“Agora, a guerra é pela sobrevivência”. A frase dita há alguns dias pelo senador Renan Calheiros (PMDB-AL) resume o vale-tudo que se passa na sucessão de 54 cadeiras do Senado Federal. O fato de haver duas vagas em jogo em cada estado tem provocado acordos táticos entre candidatos de diferentes coligações e faz aliados caminharem lado a lado com o inimigo. A ordem é chamar o adversário para dialogar e, não raro, propor que ele “libere” o segundo voto.
Em Alagoas, por exemplo, as duas vagas que estão em jogo têm sido alvo de disputas, acordos e manobras que visam o sucesso dos postulantes. A chapa ‘Frente Popular por Alagoas’ (PDT, PT, PMDB, PCdoB, PR, PTdoB, PRP), liderada por Calheiros, articulou com o PT a desistência da candidatura do ex-superintendente da Polícia Federal (PF), José Pinto de Luna, em troca da indicação do vice-governador.

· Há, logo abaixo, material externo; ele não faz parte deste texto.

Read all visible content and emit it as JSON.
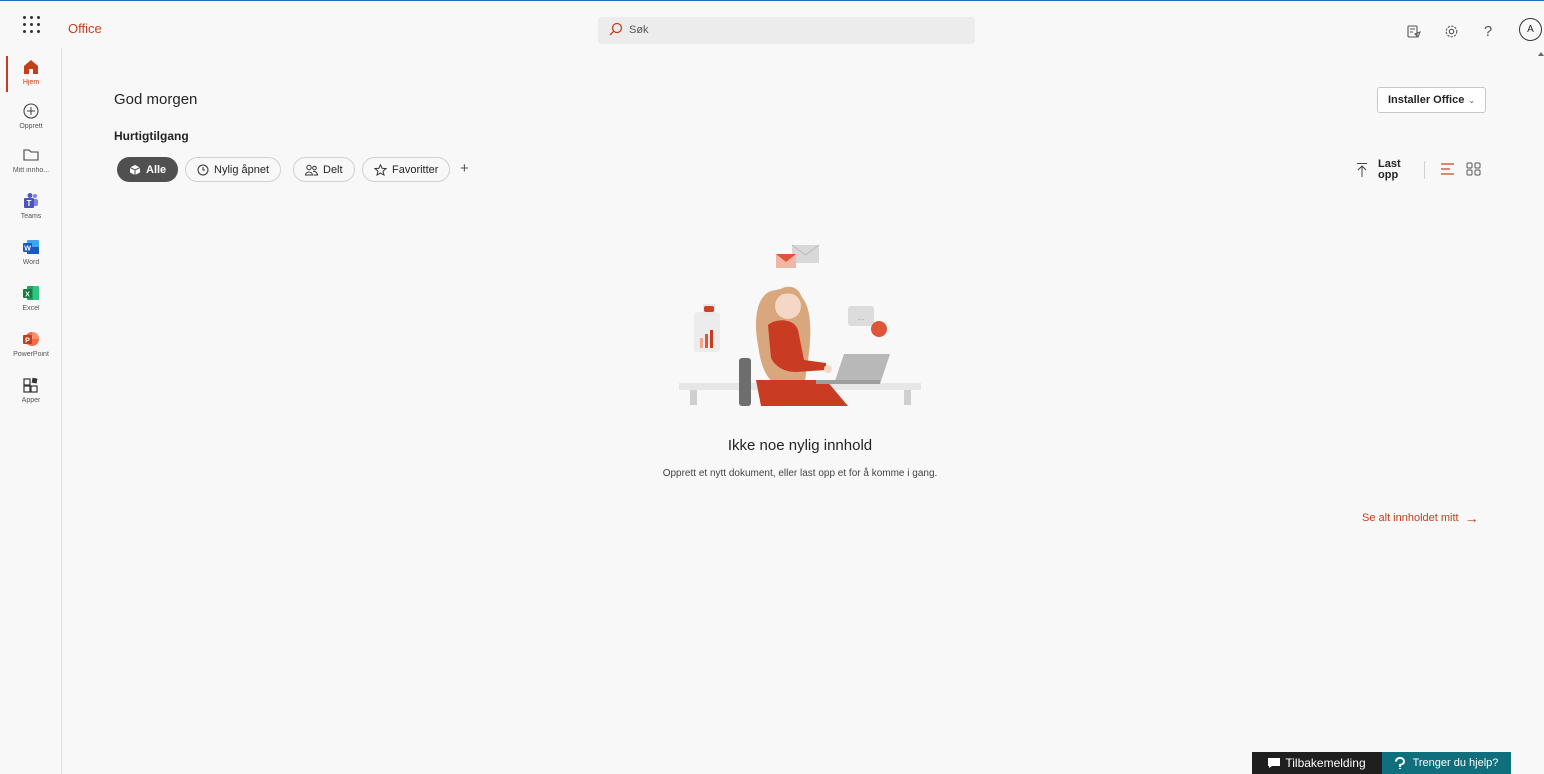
{
  "header": {
    "brand": "Office",
    "search_placeholder": "Søk",
    "avatar_initial": "A",
    "help_glyph": "?"
  },
  "rail": {
    "items": [
      {
        "label": "Hjem",
        "icon": "home-icon"
      },
      {
        "label": "Opprett",
        "icon": "plus-circle-icon"
      },
      {
        "label": "Mitt innho...",
        "icon": "folder-icon"
      },
      {
        "label": "Teams",
        "icon": "teams-icon"
      },
      {
        "label": "Word",
        "icon": "word-icon"
      },
      {
        "label": "Excel",
        "icon": "excel-icon"
      },
      {
        "label": "PowerPoint",
        "icon": "powerpoint-icon"
      },
      {
        "label": "Apper",
        "icon": "apps-icon"
      }
    ]
  },
  "main": {
    "greeting": "God morgen",
    "quick_access": "Hurtigtilgang",
    "filters": [
      "Alle",
      "Nylig åpnet",
      "Delt",
      "Favoritter"
    ],
    "add_glyph": "+",
    "install_label": "Installer Office",
    "upload_line1": "Last",
    "upload_line2": "opp",
    "empty_title": "Ikke noe nylig innhold",
    "empty_subtitle": "Opprett et nytt dokument, eller last opp et for å komme i gang.",
    "see_all": "Se alt innholdet mitt",
    "arrow_glyph": "→"
  },
  "footer": {
    "feedback": "Tilbakemelding",
    "help": "Trenger du hjelp?"
  },
  "colors": {
    "accent": "#c43e1c",
    "active_pill": "#505050",
    "help_bg": "#0f6f7c",
    "feedback_bg": "#1f1f1f"
  }
}
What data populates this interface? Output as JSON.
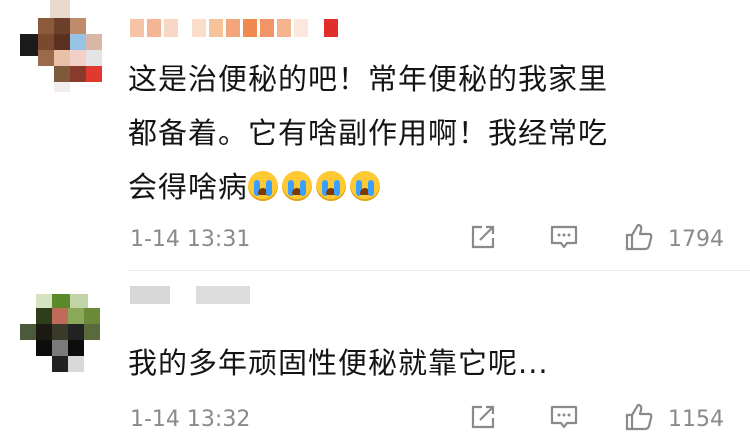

Por outro lado, a principal adversária do peemedebista, Heloísa Helena (PSOL), adotou a seguinte estratégia: ‘votem duas vezes em mim’. O pedido – pouco usual - da vereadora de Maceió não tem nada de inocente. Se caso a candidata seja atendida por seus eleitores, os votos não serão computados duas vezes, eles serão anulados.
Na prática, supondo que Heloísa tenha um universo de 20 mil votos, ela não somará 40 mil: ela deverá anular este segundo voto e neutralizar 10 mil votos de seu adversário – sendo computados, apenas, os 10 mil iniciais dela.
Na chapa ‘Pelo Bem de Alagoas’ (PSDB, DEM, PP, PSB, PPS e PSC) as vagas vêm gerando atrito internamente. Os candidatos Benedito de Lira e José Costa divergiram bastante sobre o palanque. As informações apontam que Costa apoia José Serra para a presidência, ao contrário de Lira – que apoia Dilma. A questão gerou muita confusão na chapa e acabou sendo contornada: pelo menos até agora.